Registration deadline for this free event is Jan. 15.
“For the fifth year in a row, Our Lady of the River Parish in LeClaire and Risen Christ Lutheran Church in Davenport will co-host the prom for the Quad Cities. We have been co-hosting the event for the last two years and it’s been fantastic working together,” said Jennifer Hildebrand of the LeClaire parish. “The combination of gifts and talents from individuals from each church has proven to be a blessing for all.”
Organizers assumed the event would be in-person this coming year. “Several weeks ago, we were informed that the event would be virtual and we’ve had to adjust accordingly,” Hildebrand said.
Each year’s Night to Shine worldwide celebrates prom on the Friday before Valentine’s Day, at professional athlete Tim Tebow’s request. The Feb. 12 event will be livestreamed at 5 p.m. Central Standard Time (CST), but a recording will be available immediately and for a few days for those individuals or groups celebrating after that time, Hildebrand said. All the details will be available on the Quad City Night to Shine website.
Registration will be capped at 500 guests. “For the first time we are limiting registration to Scott, Clinton, Muscatine and Cedar counties on the Iowa side of the Mississippi River and Rock Island, Henry, Mercer and Whiteside counties on the Illinois side of the river. We hate to turn away anyone, but this local event has grown so much in the past five years that we’ve had to instill some limitations to better accommodate our Quad-Cities guests. It’s a good problem to have!”

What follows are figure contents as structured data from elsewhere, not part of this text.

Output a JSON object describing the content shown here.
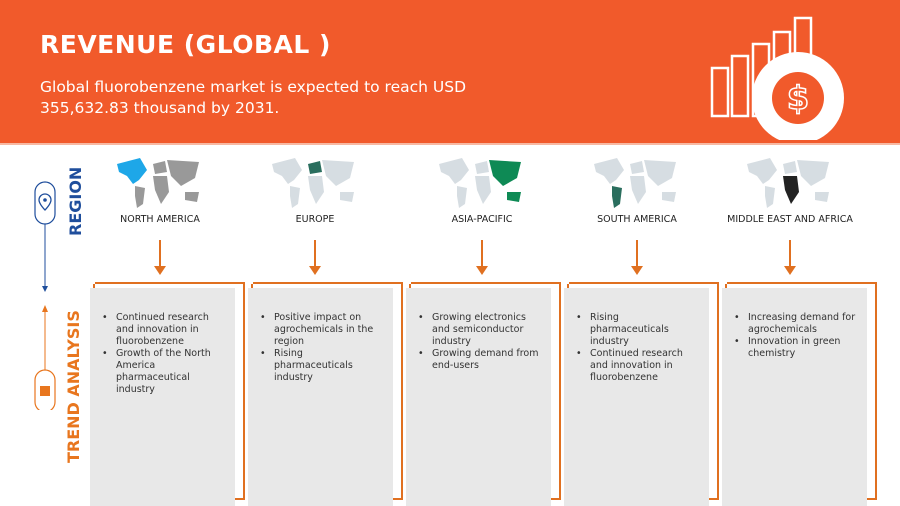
{
  "header": {
    "title": "REVENUE (GLOBAL )",
    "subtitle": "Global fluorobenzene market is expected to reach USD 355,632.83 thousand by 2031.",
    "icon": "revenue-growth-dollar-icon"
  },
  "side": {
    "region_label": "REGION",
    "trend_label": "TREND ANALYSIS",
    "region_color": "#1F4E9C",
    "trend_color": "#E8761E"
  },
  "colors": {
    "header": "#F15A2B",
    "accent": "#E07020",
    "box": "#E8E8E8"
  },
  "regions": [
    {
      "name": "NORTH AMERICA",
      "highlight": "#1EA7E8",
      "trends": [
        "Continued research and innovation in fluorobenzene",
        "Growth of the North America pharmaceutical industry"
      ]
    },
    {
      "name": "EUROPE",
      "highlight": "#2A6E5E",
      "trends": [
        "Positive impact on agrochemicals in the region",
        "Rising pharmaceuticals industry"
      ]
    },
    {
      "name": "ASIA-PACIFIC",
      "highlight": "#0E8A55",
      "trends": [
        "Growing electronics and semiconductor industry",
        "Growing demand from end-users"
      ]
    },
    {
      "name": "SOUTH AMERICA",
      "highlight": "#2A6E5E",
      "trends": [
        "Rising pharmaceuticals industry",
        "Continued research and innovation in fluorobenzene"
      ]
    },
    {
      "name": "MIDDLE EAST AND AFRICA",
      "highlight": "#222222",
      "trends": [
        "Increasing demand for agrochemicals",
        "Innovation in green chemistry"
      ]
    }
  ]
}
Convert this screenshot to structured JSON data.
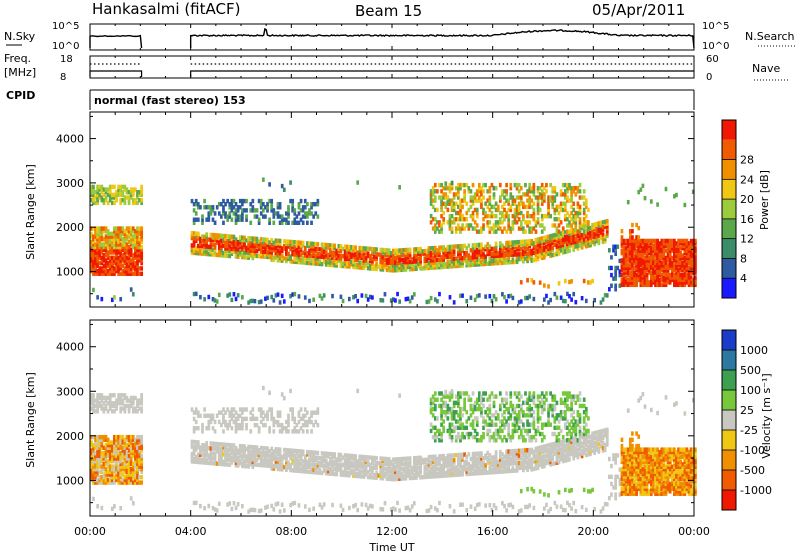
{
  "header": {
    "station": "Hankasalmi (fitACF)",
    "beam": "Beam 15",
    "date": "05/Apr/2011"
  },
  "strip_labels": {
    "nsky": "N.Sky",
    "nsky_top": "10^5",
    "nsky_bottom": "10^0",
    "nsearch": "N.Search",
    "nsearch_top": "10^5",
    "nsearch_bottom": "10^0",
    "freq": "Freq.",
    "freq_unit": "[MHz]",
    "freq_top": "18",
    "freq_bottom": "8",
    "nave": "Nave",
    "nave_top": "60",
    "nave_bottom": "0",
    "cpid": "CPID",
    "cpid_text": "normal (fast stereo) 153"
  },
  "chart_data": [
    {
      "type": "heatmap",
      "name": "power",
      "ylabel": "Slant Range [km]",
      "yticks": [
        "1000",
        "2000",
        "3000",
        "4000"
      ],
      "ylim": [
        200,
        4600
      ],
      "xlim": [
        0,
        24
      ],
      "colorbar": {
        "label": "Power [dB]",
        "ticks": [
          "4",
          "8",
          "12",
          "16",
          "20",
          "24",
          "28"
        ],
        "colors": [
          "#1a1aff",
          "#2d5aa0",
          "#3b8c6a",
          "#5aa84a",
          "#9ccc3c",
          "#f0c814",
          "#f09000",
          "#f05a00",
          "#f01800"
        ]
      }
    },
    {
      "type": "heatmap",
      "name": "velocity",
      "ylabel": "Slant Range [km]",
      "yticks": [
        "1000",
        "2000",
        "3000",
        "4000"
      ],
      "ylim": [
        200,
        4600
      ],
      "xlim": [
        0,
        24
      ],
      "colorbar": {
        "label": "Velocity [m s⁻¹]",
        "ticks": [
          "1000",
          "500",
          "100",
          "25",
          "-25",
          "-100",
          "-500",
          "-1000"
        ],
        "colors": [
          "#1a3cc8",
          "#2d78a0",
          "#3ca050",
          "#78c83c",
          "#c8c8c0",
          "#f0c814",
          "#f09000",
          "#f05a00",
          "#f01800"
        ]
      }
    }
  ],
  "xaxis": {
    "ticks": [
      "00:00",
      "04:00",
      "08:00",
      "12:00",
      "16:00",
      "20:00",
      "00:00"
    ],
    "label": "Time UT"
  }
}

The 2021 Night to Shine will require an estimated 50 volunteers, far fewer than normal because of the virtual format. “On a ‘normal’ year, we would need one buddy to every guest plus other volunteers to help with food, respite room, hair/makeup/shoe shine, crowd control, coat check, flowers, gift bags, paparazzi, photos, first aid, check-in, etc. Last year we had nearly 750 volunteers,” Hildebrand said.
Some logistical challenges remain. “We need to get 500 gift bags into the hands of the registered guests and have to consider how we accomplish that,” she said. “We decided to have a couple of drive-through pick-up events for the gift bags and then deliver the others. We’re hoping that some of the agencies that serve individuals with special needs will be able to help us by picking up the gift bags for the individuals associated with their agency.”
“Some of the agencies are organizing their own small group event to watch the virtual prom together and celebrate one another,” Hildebrand said. “Some guests will get dressed up and even get their hair and nails done in anticipation for the heartwarming message they will receive during the address by Tim Tebow himself.”
Hildebrand hopes that many guests and their loved ones will take photos and send them to the “smug mug site” on the website “so we can send them on to the Tim Tebow Foundation.” More information about that will be included in the gift bag and on the website.
“Parents and/or caregivers can consider preparing a special meal for the evening and even decorating inside to enhance the prom experience. They could create a photo backdrop at home and photograph their prom guest, browse through the pictures from last year’s event that are available on our website and even set up Zoom calls with other guests who are celebrating from their home. We encourage creativity as this is new ground for us too.”